Mathematics Asked by Jsi23484 on January 1, 2022
I am studying mathematics logic and i am now criticising all the things…
I met some definitions which are in the form of … is ….
For example, A construction sequence for an expression $alpha$ is a finite sequence $alpha_1,…alpha_n=alpha$ such that each $alpha_i$ is member of core set or it is a result of applying some $fin P$ to $alpha_i,…alpha_j$.
My question is, is it true that the set of construction sequence for $alpha$ is equal to the set of finite sequence $alpha_1,…alpha_n=alpha$ such that each $alpha_i$ is member of core set or it is a result of applying some $fin P$ to $alpha_i,…alpha_j$?
Moreover, are there any formal way to construct definition in mathematics?
is it true that the set of construction sequence for ? is equal to the set of ...
Yes, trivially -- they are equal by definition, because the same set is being talked about. There is the same written to the left and right, it just looks different.
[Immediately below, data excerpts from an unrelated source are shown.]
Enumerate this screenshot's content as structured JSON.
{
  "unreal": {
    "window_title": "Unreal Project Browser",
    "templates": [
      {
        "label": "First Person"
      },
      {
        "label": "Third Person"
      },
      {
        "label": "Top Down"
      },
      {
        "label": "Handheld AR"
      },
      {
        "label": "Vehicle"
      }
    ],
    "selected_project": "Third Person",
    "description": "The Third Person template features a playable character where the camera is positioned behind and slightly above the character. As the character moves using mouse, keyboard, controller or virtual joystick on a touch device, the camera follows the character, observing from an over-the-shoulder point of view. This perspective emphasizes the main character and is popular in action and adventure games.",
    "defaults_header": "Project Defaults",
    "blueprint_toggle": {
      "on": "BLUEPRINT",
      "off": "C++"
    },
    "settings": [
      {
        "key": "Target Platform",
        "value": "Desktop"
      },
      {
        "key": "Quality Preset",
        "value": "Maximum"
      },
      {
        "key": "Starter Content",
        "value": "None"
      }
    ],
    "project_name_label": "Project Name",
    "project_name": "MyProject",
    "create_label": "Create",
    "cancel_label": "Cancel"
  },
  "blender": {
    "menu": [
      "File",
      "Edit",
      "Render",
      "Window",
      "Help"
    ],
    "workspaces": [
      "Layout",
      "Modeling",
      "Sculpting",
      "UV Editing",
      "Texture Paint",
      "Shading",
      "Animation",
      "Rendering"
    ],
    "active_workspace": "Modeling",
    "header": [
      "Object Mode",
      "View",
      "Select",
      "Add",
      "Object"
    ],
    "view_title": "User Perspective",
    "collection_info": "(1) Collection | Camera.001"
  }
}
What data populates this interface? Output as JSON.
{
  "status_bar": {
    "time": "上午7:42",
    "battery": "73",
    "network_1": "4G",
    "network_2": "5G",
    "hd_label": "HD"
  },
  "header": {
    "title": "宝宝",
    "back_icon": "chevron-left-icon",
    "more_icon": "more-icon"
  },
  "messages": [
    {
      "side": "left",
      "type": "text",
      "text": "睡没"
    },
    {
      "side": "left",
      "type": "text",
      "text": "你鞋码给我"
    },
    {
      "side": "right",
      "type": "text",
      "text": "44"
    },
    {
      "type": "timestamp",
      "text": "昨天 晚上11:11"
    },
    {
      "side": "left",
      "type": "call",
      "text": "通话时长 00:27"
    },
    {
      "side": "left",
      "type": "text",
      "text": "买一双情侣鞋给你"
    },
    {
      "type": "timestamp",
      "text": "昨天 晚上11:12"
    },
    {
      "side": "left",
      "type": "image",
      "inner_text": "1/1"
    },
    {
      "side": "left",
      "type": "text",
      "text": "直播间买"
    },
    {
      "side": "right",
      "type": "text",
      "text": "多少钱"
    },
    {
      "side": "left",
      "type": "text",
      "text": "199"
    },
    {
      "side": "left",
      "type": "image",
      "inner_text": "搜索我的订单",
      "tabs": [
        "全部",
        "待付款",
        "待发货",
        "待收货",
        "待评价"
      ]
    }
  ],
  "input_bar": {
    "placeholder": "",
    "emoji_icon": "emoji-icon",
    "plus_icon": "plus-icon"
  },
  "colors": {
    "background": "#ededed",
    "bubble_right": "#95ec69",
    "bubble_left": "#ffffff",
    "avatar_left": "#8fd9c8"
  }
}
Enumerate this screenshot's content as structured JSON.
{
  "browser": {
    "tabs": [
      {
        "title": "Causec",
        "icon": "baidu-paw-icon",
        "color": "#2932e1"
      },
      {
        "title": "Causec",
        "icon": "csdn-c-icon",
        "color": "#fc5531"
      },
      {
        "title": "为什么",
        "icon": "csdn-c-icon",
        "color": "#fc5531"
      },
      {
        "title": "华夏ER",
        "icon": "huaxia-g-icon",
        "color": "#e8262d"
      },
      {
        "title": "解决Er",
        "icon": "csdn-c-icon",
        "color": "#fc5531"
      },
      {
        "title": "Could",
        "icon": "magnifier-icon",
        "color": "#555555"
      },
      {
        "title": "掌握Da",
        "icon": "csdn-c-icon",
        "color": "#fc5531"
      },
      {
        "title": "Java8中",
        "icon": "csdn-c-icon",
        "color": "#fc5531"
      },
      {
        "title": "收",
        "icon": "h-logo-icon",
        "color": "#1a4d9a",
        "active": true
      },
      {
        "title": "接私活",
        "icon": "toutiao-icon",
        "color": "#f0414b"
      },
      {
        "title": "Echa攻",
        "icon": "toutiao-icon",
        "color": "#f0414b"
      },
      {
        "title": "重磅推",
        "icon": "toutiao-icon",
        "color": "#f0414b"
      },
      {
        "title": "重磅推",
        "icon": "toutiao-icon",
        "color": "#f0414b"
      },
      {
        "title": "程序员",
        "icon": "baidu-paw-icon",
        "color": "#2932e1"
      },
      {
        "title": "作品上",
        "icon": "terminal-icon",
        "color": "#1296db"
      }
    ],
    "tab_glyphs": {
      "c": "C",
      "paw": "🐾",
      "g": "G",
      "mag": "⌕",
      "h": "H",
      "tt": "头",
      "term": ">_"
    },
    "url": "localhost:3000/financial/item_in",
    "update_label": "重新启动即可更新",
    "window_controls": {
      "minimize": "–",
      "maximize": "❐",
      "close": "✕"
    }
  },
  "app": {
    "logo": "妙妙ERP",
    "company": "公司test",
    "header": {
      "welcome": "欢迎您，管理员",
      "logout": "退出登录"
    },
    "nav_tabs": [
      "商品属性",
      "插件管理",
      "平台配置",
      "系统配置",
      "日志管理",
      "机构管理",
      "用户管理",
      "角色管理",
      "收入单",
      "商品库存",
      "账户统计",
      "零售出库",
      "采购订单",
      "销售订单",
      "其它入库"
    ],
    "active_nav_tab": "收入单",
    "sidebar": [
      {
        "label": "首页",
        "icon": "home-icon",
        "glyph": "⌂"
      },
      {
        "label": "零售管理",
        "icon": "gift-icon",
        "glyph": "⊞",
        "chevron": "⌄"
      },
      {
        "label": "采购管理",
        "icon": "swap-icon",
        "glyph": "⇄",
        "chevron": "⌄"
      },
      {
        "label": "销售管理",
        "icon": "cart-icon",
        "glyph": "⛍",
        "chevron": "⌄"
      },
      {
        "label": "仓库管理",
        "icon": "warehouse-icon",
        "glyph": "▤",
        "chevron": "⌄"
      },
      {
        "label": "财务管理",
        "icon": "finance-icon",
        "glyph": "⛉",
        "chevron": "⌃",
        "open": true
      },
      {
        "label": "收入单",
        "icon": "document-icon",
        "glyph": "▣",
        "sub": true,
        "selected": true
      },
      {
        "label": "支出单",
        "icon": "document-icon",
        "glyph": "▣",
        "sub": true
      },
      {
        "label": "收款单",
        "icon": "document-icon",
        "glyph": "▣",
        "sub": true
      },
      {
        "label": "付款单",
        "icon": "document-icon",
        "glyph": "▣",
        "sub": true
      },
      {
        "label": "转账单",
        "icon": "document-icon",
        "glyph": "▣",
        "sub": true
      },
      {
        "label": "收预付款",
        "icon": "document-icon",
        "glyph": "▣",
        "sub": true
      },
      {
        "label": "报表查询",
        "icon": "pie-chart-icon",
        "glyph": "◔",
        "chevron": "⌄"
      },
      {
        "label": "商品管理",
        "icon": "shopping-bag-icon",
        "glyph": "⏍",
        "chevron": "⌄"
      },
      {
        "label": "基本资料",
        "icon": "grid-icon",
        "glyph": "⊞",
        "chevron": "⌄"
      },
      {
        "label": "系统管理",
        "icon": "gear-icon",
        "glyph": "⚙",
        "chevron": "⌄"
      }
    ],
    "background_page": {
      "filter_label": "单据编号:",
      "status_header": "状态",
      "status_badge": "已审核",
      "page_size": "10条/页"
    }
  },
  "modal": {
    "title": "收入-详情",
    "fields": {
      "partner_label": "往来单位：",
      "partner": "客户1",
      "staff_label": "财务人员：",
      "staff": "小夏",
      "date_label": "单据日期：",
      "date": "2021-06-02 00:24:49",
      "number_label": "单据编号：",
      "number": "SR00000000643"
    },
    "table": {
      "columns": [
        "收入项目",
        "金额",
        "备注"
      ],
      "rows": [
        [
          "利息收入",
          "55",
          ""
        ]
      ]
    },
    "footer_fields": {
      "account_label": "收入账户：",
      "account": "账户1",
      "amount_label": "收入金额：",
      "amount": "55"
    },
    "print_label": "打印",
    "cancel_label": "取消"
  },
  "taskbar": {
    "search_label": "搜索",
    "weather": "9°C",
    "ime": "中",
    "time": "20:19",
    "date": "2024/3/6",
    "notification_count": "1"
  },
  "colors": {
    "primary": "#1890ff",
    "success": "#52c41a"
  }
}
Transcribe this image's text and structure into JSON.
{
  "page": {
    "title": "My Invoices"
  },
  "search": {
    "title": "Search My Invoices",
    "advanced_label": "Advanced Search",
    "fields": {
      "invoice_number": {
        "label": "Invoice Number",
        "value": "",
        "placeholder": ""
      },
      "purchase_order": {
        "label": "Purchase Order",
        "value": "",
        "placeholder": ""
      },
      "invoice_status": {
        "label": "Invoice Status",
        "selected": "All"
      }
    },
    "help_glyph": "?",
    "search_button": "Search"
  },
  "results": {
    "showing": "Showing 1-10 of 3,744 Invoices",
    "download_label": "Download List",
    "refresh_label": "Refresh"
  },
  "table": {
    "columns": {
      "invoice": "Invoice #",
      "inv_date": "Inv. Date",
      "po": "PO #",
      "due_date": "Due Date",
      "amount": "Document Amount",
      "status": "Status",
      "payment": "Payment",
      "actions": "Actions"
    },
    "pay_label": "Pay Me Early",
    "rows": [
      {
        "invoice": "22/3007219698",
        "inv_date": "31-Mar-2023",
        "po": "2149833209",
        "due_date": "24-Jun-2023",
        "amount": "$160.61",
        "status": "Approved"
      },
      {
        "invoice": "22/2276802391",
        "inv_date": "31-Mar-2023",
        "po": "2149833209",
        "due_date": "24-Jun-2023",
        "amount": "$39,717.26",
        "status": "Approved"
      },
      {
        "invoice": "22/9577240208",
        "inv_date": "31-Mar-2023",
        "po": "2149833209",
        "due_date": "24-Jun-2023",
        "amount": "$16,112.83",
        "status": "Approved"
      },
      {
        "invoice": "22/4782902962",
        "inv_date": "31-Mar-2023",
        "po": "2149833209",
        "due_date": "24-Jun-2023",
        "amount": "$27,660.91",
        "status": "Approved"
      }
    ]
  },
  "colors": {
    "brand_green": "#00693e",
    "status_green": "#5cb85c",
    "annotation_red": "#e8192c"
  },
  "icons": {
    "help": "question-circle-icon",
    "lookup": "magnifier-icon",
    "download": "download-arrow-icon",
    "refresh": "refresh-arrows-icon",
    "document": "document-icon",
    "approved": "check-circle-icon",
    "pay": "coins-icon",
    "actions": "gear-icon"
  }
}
A definition is just syntactic sugar for the meta language: It means that instead of writing "a finite sequence $alpha_1,...alpha_n=alpha$ such that each $alpha_i$ is member of core set or it is a result of applying some $fin P$ to $alpha_i,...alpha_j$", we can write "a construction sequence for $alpha$". There is nothing deeply set-theoretic going on behind it: A definition is just inventing a new word for some mathematical concept to use as a convenient abbreviation to refer to said concept in texts. The structure underlying the concept already existed before inventing a special word for it, and writing up a definition doesn't create a new kind of entity nor does it perform any sort of set-theoretic operation on objects: It's just giving that thing a short name (the definiendum) so we don't have to spell out its exact description (the definiens) every time we want to mention it in a text; the short name and the long description refer to the same one thing.
If you want to define it formally, you can say something like a definition being an expression in the meta language, "A := B", whose semantics is that the extension of A is identical to the extension of B (and the extension of B again is defined by what the extension of the word "sequence" etc. is, until we come down to words for concepts that can no longer be decomposed into already defined concepts any further, such as the concept of a set). This doesn't entirely capture the idea of a definition; we rather need some kind of operational semantics with meaning assignment rather than merely a statement about equality, but you get the idea.